Les Amants réguliers, like many of Garrel's
recent films, is an experimental film disguised as a narrative (not the
other way around). It occasionally strives for historical immediacy (narrative)
and on another wavelength rambles in timelessness (experimental). François's
hilarious courtroom appearance to contest his military responsibilities
is highlighted by a public lawyer's speech, which argues that the poems
by this "fragile" youth may one day be the cause of great pride for France.
An official quickly counters this by spitting on a certain prominent
French poet (I regret not remembering the name).
This and another sequence in which François's love
interest, Lilie (Clotilde Hesme), peering beyond the fourth wall, namedrops
Bernardo Bertolucci and Before the Revolution (1964), offered
the most amusement to the industry audience in New York. The ending,
which is an elliptical downer (though it will be familiar to Garrel fans),
was the cause of loud grunts and disapproving gestures.

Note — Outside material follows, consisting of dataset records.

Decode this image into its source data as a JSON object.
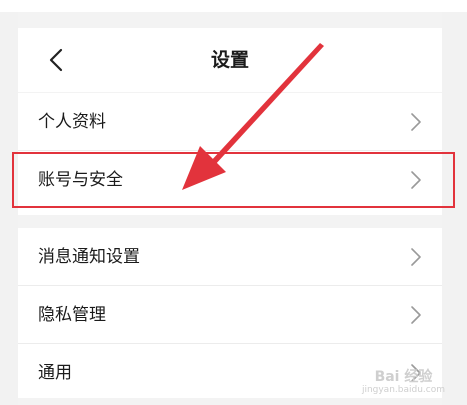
{
  "header": {
    "title": "设置"
  },
  "groups": [
    {
      "items": [
        {
          "label": "个人资料"
        },
        {
          "label": "账号与安全"
        }
      ]
    },
    {
      "items": [
        {
          "label": "消息通知设置"
        },
        {
          "label": "隐私管理"
        },
        {
          "label": "通用"
        }
      ]
    }
  ],
  "highlight": {
    "target": "账号与安全",
    "color": "#e2333c"
  },
  "watermark": {
    "main": "Bai 经验",
    "sub": "jingyan.baidu.com"
  },
  "icons": {
    "back": "chevron-left-icon",
    "item": "chevron-right-icon"
  }
}
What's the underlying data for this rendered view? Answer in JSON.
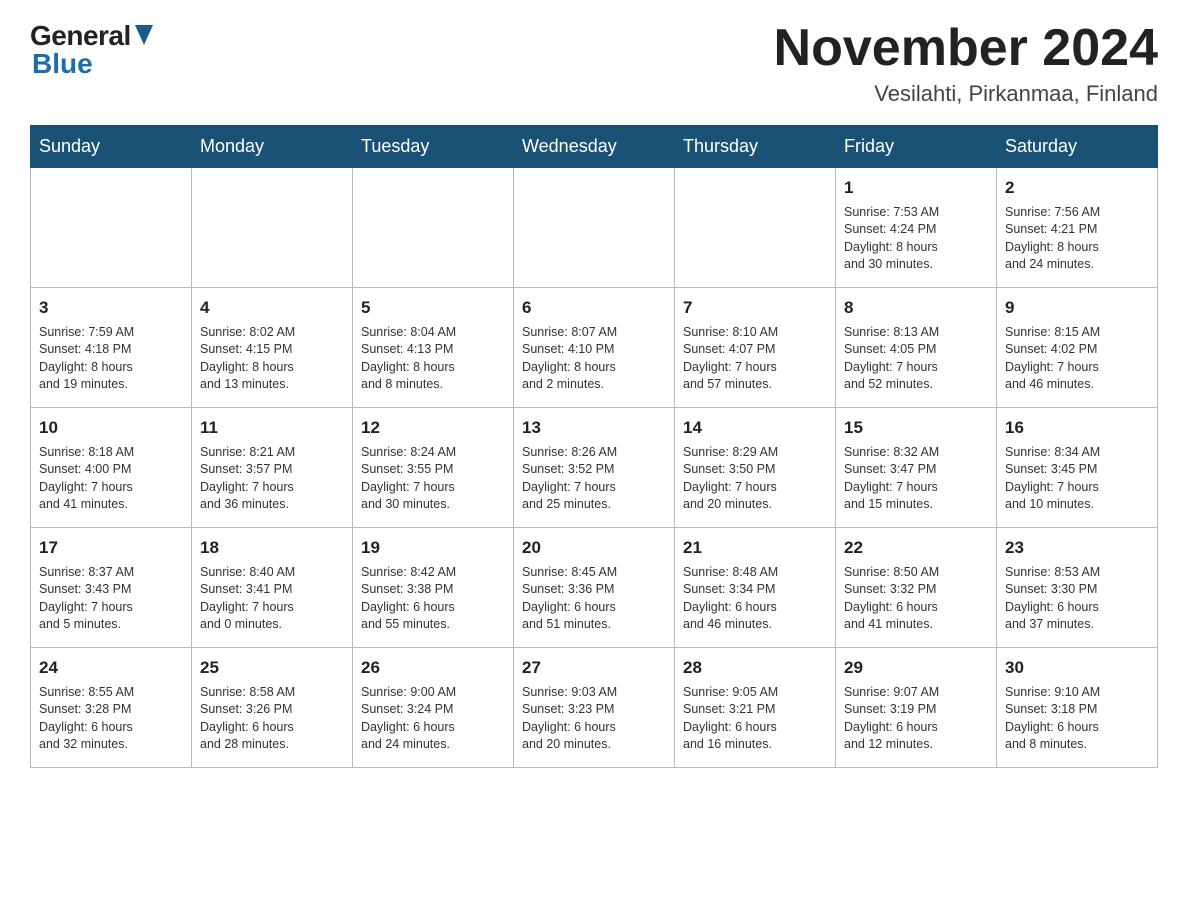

When he's not using sound the way Godard does, and isn't
shooting Warhol-screentest-style close-ups of son Louis, Garrel's aesthetic,
especially in editing, seems totally organic. It's thrilling the way
he ties sequence to sequence, even deliberately including end flares
to take us beyond any notion that what we're seeing is contrived — that
is, Les Amants réguliers is also an experimental documentary,
and with its serious fashioning of the period, the actors may as well
be children of May '68 in Garrel's imagination.

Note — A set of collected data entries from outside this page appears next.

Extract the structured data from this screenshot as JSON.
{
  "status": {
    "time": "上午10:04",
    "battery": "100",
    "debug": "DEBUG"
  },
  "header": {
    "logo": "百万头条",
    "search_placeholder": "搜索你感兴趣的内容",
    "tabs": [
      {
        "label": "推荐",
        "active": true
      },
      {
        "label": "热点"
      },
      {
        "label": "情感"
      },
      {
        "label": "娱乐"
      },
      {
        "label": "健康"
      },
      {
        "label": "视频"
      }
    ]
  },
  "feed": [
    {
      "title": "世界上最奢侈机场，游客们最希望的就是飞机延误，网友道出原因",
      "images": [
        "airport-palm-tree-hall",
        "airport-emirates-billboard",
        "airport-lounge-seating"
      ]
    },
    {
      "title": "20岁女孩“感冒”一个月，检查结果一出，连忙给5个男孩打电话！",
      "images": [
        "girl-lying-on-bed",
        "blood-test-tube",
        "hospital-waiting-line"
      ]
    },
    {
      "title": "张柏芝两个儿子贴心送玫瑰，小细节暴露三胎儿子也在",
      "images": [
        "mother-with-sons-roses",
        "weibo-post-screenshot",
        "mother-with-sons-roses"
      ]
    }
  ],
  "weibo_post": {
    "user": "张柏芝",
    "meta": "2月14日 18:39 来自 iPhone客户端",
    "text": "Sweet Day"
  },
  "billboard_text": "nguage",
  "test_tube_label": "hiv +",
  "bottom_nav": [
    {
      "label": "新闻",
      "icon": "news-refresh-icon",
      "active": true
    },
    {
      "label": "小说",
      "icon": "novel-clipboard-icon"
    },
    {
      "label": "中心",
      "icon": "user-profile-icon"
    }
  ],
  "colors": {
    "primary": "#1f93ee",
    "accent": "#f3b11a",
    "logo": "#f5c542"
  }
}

But Les Amants réguliers finds
even more ways to reach out to us. In the emotional, hidden core of the
film, Garrel calls to mind Renoir in the way he empathetically includes
the points of view of all characters, from bill collectors to bourgeois
youth. He dispenses with any generational heavy-handedness in a touching
scene with his father, Maurice; and he depicts the ways the friends in
François's group start to mature, eventually leaving each other
behind. During an earlier and more carefree moment, The Kinks' song "This
Time Tomorrow" is played over a sensually choreographed dance. The scene,
similar to the masquerade ball in Garrel's Sauvage Innocence (2001),
is baroque in both image and sound quality. The lyrics of "This Time
Tomorrow," which include phrases like "I watched the clouds as they sadly
passed me by," become resonant later in the film as François has
passively observed his relationships fade away. He can no longer breathe.
****
My trip to Garrel-land occurred during one
of the biggest anti-Bush protests in Washington, D.C. A friend
e-mailed me that he wouldn't be attending the screening of Les
Amants réguliers for this very reason. Three days
after the marches the numbers were tallied up, and 300,000 were reported
to have attended, and more than 300 were arrested (most, if not all,
on misdemeanor charges). The Washington Post wrote on the
arrests, but the
news channels did little to report on the hugeness of this gathering.

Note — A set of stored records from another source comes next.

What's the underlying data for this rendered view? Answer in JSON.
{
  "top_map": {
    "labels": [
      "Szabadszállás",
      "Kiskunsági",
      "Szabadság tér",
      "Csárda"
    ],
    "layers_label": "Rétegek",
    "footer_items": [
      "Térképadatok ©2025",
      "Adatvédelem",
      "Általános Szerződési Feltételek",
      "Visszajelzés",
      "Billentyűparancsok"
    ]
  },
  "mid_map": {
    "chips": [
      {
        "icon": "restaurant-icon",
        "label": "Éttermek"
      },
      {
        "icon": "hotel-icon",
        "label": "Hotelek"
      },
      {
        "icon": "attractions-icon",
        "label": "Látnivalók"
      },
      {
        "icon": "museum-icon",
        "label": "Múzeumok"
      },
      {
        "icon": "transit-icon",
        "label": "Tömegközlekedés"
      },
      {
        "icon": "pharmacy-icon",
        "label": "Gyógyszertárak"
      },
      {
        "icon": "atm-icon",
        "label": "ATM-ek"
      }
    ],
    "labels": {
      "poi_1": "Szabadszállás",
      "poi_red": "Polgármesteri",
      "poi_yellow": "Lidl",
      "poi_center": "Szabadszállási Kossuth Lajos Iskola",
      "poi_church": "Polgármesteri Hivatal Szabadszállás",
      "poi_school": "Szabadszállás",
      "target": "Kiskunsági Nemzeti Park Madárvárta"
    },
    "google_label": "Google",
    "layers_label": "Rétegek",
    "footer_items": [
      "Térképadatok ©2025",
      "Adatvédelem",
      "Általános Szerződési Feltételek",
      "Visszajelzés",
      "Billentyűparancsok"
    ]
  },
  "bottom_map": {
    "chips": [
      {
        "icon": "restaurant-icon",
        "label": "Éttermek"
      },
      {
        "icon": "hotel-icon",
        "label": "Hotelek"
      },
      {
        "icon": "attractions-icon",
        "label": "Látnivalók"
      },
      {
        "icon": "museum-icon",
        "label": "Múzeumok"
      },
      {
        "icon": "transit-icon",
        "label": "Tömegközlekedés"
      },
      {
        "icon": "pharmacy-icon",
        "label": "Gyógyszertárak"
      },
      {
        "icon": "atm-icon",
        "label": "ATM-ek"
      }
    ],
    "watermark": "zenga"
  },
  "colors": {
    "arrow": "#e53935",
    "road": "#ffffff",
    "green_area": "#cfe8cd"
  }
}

Similar marches occurred in Los Angeles, San Francisco, Seattle, Atlanta,
New York, and Chicago on
November 2, organized by the Revolutionary Communist group World
Can't Wait.
The inflammatory advertising strategy for these protests
had Western-style "Wanted
for Murder" posters with the mugs of George Bush and his administration
plastered all over centralized city areas. This provocation might be
one potential inspiration for the thousands of high schoolers who ditched
class to add to the crowds in Los Angeles, New York and San Francisco.
Or not. Despite the crushing reality that such gatherings make for only
small dents in the Bush team's body armor, the surprising fact in these
reports is that young people, 16-20-year olds, make up the dominant numbers
in the WCW protests.
In the way Philippe Garrel deals with social issues, militantly
casting himself adrift from mainstream moviegoers, Les Amants réguliers has
the same impact for hardcore cinephiles as the WCW protests have for
those taking to the streets: important for those who are immersed in
the work, but hardly explosive to those on the outside.